Century-Old Dictionary Error Shows That 'Professionally' Edited Reference Books Make Errors Too
from the don't-freak-out dept
A couple months ago I finally got around to reading The Professor and the Madman, a book I’d actually picked up a couple years ago just because it looked interesting. It’s about the creation of the very first Oxford English Dictionary (OED) and some of the characters (and I do mean characters) involved. Frankly, while the story is interesting, the book feels very padded. It’s the sort of story that would have been much better as a long magazine feature rather than an entire book.
However, one thing that struck me was how the OED was basically its own version of Wikipedia at the time. After all, how do you go about cataloging every single English word ever used? Especially when there are really no other English dictionaries to speak of (at least not any that aim to be complete)? Well, you build up a massive roster of volunteers to do all the work for you. That’s exactly what OED apparently did. They put out ads and flyers and built up a huge volunteer army to scour books, write down words, and highlight the definition and first usage of those words, which the OED team then assembled. The process took decades, but would have taken longer (if it would have been done at all) had it not been for the army of volunteers participating. Reading the chapters of the book about this part of the process made it sound very, very similar to Wikipedia in many ways. Of course, there was one major difference: at the end of the day, you still supposedly had the “professional” editors deciding what finally went into the book.
I’d been considering writing up a post about that similarities, but wasn’t quite sure about how to fit it in, when johnjac alerted us to the story about how a physicist just discovered a 99-year old error in the OED, on the definition of the word “siphon.” Apparently, the definition states that it’s atmospheric pressure, rather than gravity that makes the siphon work, which is incorrect.
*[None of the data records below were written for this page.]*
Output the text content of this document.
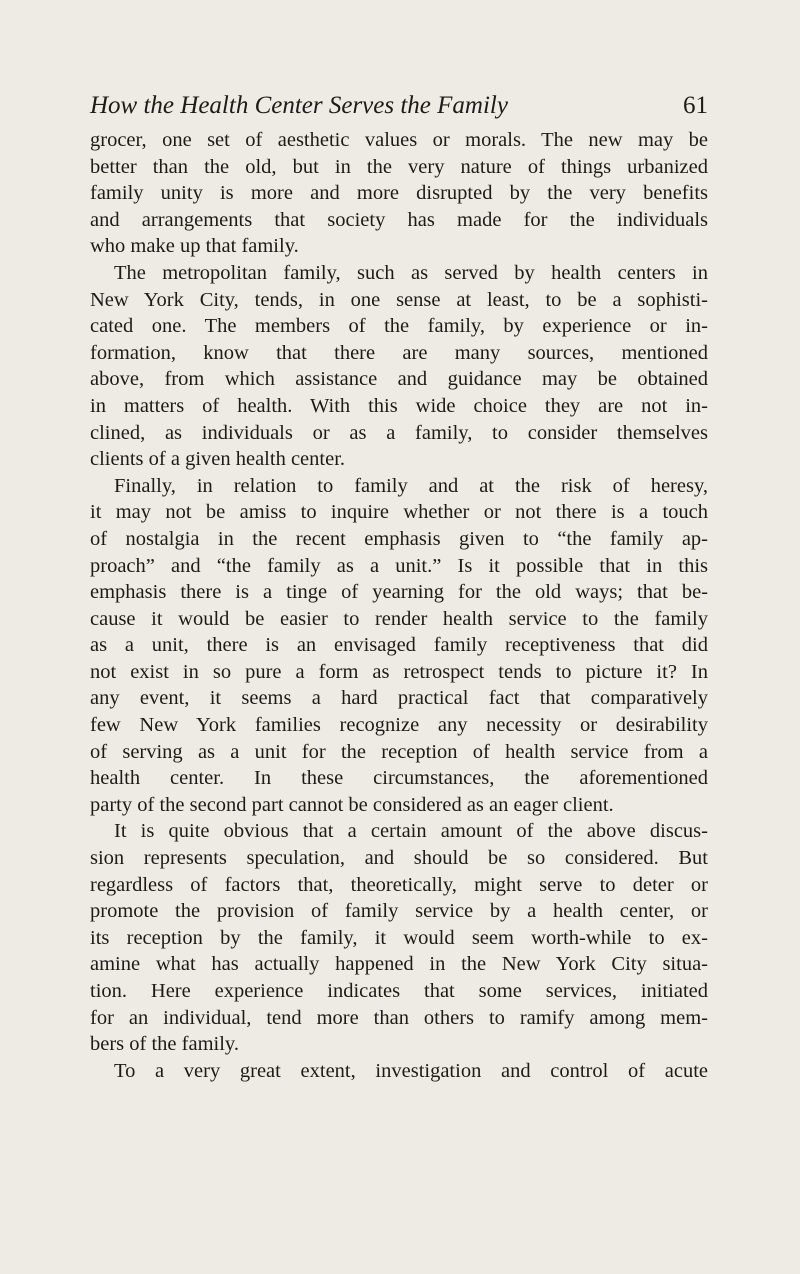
How the Health Center Serves the Family	61
grocer, one set of aesthetic values or morals. The new may be
better than the old, but in the very nature of things urbanized
family unity is more and more disrupted by the very benefits
and arrangements that society has made for the individuals
who make up that family.
The metropolitan family, such as served by health centers in
New York City, tends, in one sense at least, to be a sophisti-
cated one. The members of the family, by experience or in-
formation, know that there are many sources, mentioned
above, from which assistance and guidance may be obtained
in matters of health. With this wide choice they are not in-
clined, as individuals or as a family, to consider themselves
clients of a given health center.
Finally, in relation to family and at the risk of heresy,
it may not be amiss to inquire whether or not there is a touch
of nostalgia in the recent emphasis given to “the family ap-
proach” and “the family as a unit.” Is it possible that in this
emphasis there is a tinge of yearning for the old ways; that be-
cause it would be easier to render health service to the family
as a unit, there is an envisaged family receptiveness that did
not exist in so pure a form as retrospect tends to picture it? In
any event, it seems a hard practical fact that comparatively
few New York families recognize any necessity or desirability
of serving as a unit for the reception of health service from a
health center. In these circumstances, the aforementioned
party of the second part cannot be considered as an eager client.
It is quite obvious that a certain amount of the above discus-
sion represents speculation, and should be so considered. But
regardless of factors that, theoretically, might serve to deter or
promote the provision of family service by a health center, or
its reception by the family, it would seem worth-while to ex-
amine what has actually happened in the New York City situa-
tion. Here experience indicates that some services, initiated
for an individual, tend more than others to ramify among mem-
bers of the family.
To a very great extent, investigation and control of acute
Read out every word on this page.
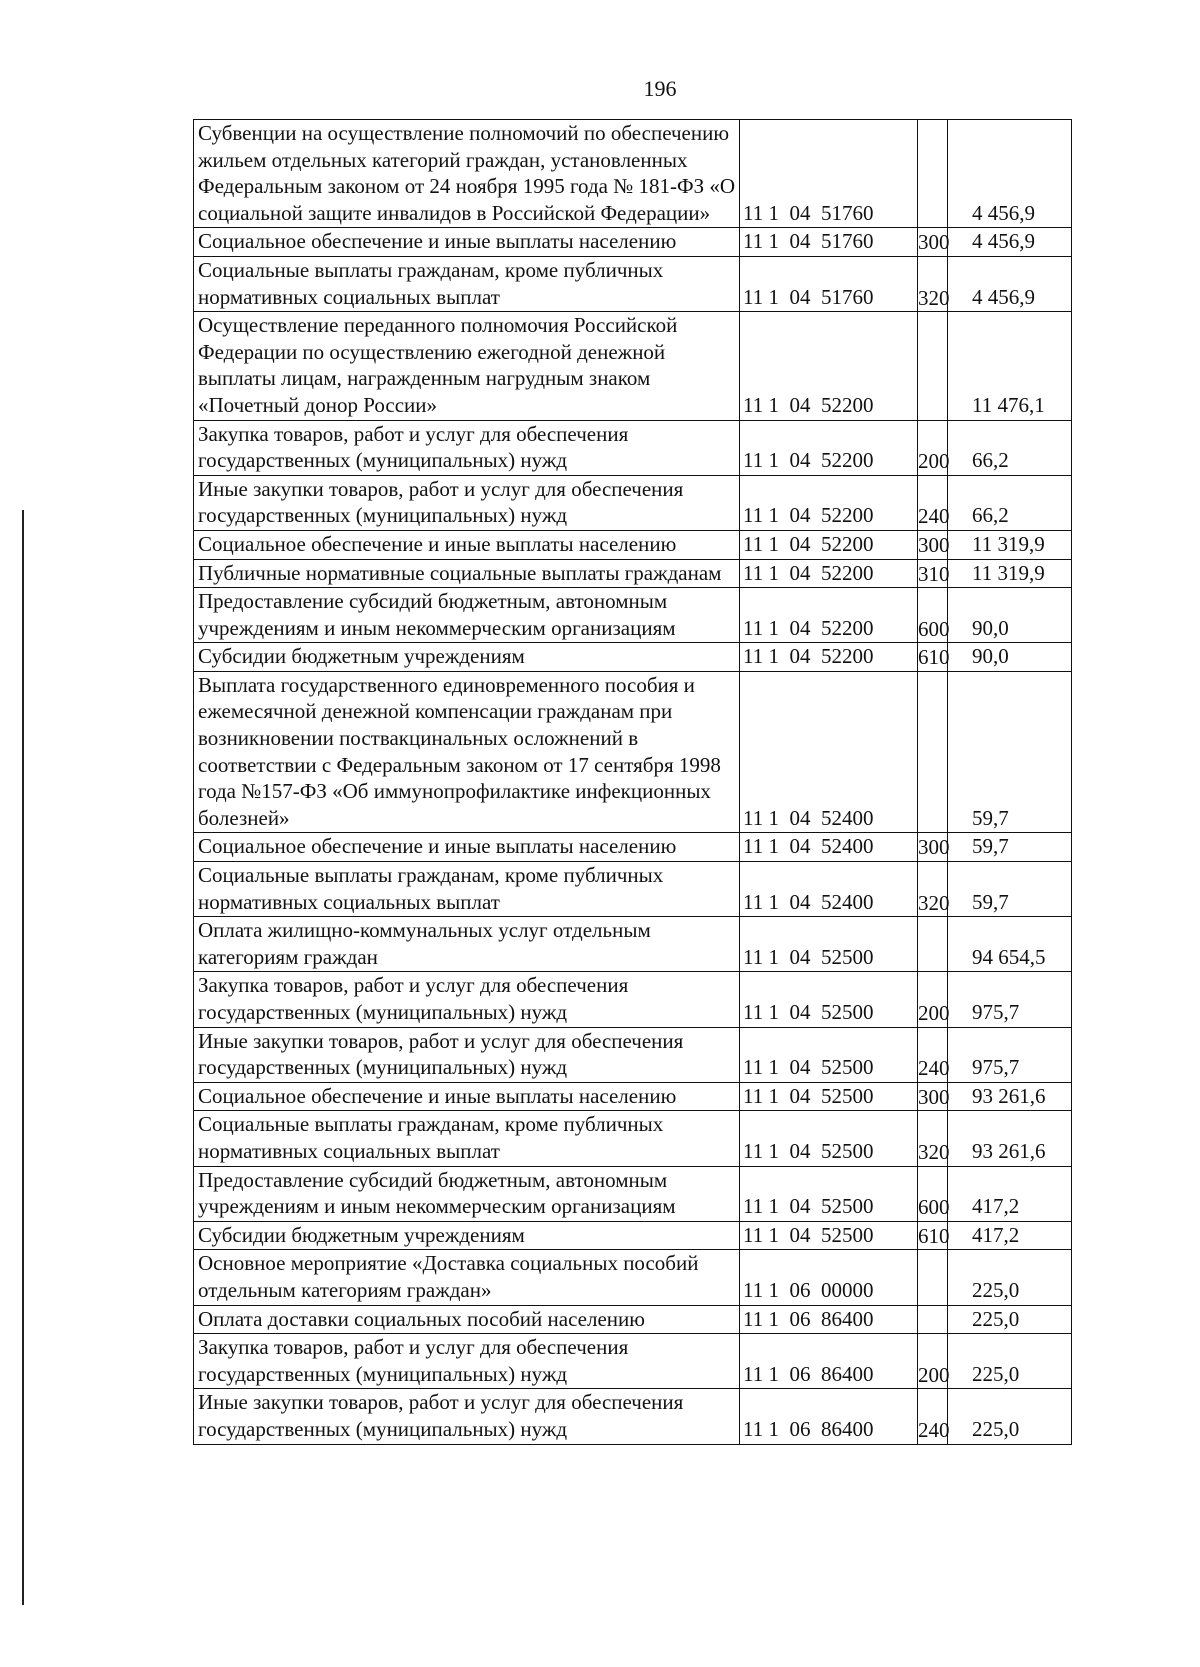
196
Субвенции на осуществление полномочий по обеспечению жильем отдельных категорий граждан, установленных Федеральным законом от 24 ноября 1995 года № 181-ФЗ «О социальной защите инвалидов в Российской Федерации»	11 1  04  51760		4 456,9
Социальное обеспечение и иные выплаты населению	11 1  04  51760	300	4 456,9
Социальные выплаты гражданам, кроме публичных нормативных социальных выплат	11 1  04  51760	320	4 456,9
Осуществление переданного полномочия Российской Федерации по осуществлению ежегодной денежной выплаты лицам, награжденным нагрудным знаком «Почетный донор России»	11 1  04  52200		11 476,1
Закупка товаров, работ и услуг для обеспечения государственных (муниципальных) нужд	11 1  04  52200	200	66,2
Иные закупки товаров, работ и услуг для обеспечения государственных (муниципальных) нужд	11 1  04  52200	240	66,2
Социальное обеспечение и иные выплаты населению	11 1  04  52200	300	11 319,9
Публичные нормативные социальные выплаты гражданам	11 1  04  52200	310	11 319,9
Предоставление субсидий бюджетным, автономным учреждениям и иным некоммерческим организациям	11 1  04  52200	600	90,0
Субсидии бюджетным учреждениям	11 1  04  52200	610	90,0
Выплата государственного единовременного пособия и ежемесячной денежной компенсации гражданам при возникновении поствакцинальных осложнений в соответствии с Федеральным законом от 17 сентября 1998 года №157-ФЗ «Об иммунопрофилактике инфекционных болезней»	11 1  04  52400		59,7
Социальное обеспечение и иные выплаты населению	11 1  04  52400	300	59,7
Социальные выплаты гражданам, кроме публичных нормативных социальных выплат	11 1  04  52400	320	59,7
Оплата жилищно-коммунальных услуг отдельным категориям граждан	11 1  04  52500		94 654,5
Закупка товаров, работ и услуг для обеспечения государственных (муниципальных) нужд	11 1  04  52500	200	975,7
Иные закупки товаров, работ и услуг для обеспечения государственных (муниципальных) нужд	11 1  04  52500	240	975,7
Социальное обеспечение и иные выплаты населению	11 1  04  52500	300	93 261,6
Социальные выплаты гражданам, кроме публичных нормативных социальных выплат	11 1  04  52500	320	93 261,6
Предоставление субсидий бюджетным, автономным учреждениям и иным некоммерческим организациям	11 1  04  52500	600	417,2
Субсидии бюджетным учреждениям	11 1  04  52500	610	417,2
Основное мероприятие «Доставка социальных пособий отдельным категориям граждан»	11 1  06  00000		225,0
Оплата доставки социальных пособий населению	11 1  06  86400		225,0
Закупка товаров, работ и услуг для обеспечения государственных (муниципальных) нужд	11 1  06  86400	200	225,0
Иные закупки товаров, работ и услуг для обеспечения государственных (муниципальных) нужд	11 1  06  86400	240	225,0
Yet, because the OED is considered such an authority, many of the top dictionaries all make the same claim — and some “professional” encyclopedias do as well (though, not Britannica, if you were wondering). The OED promises to correct the error, though, of course, that won’t be until the next edition.
To some extent, this highlights the same point many people have made about Wikipedia for ages: both the “professionally edited” reference books and the open edited reference sources have errors. But how quickly can they be corrected? If Wikipedia had the same error, it could be corrected immediately. With OED, it appears that people needed to wait a while.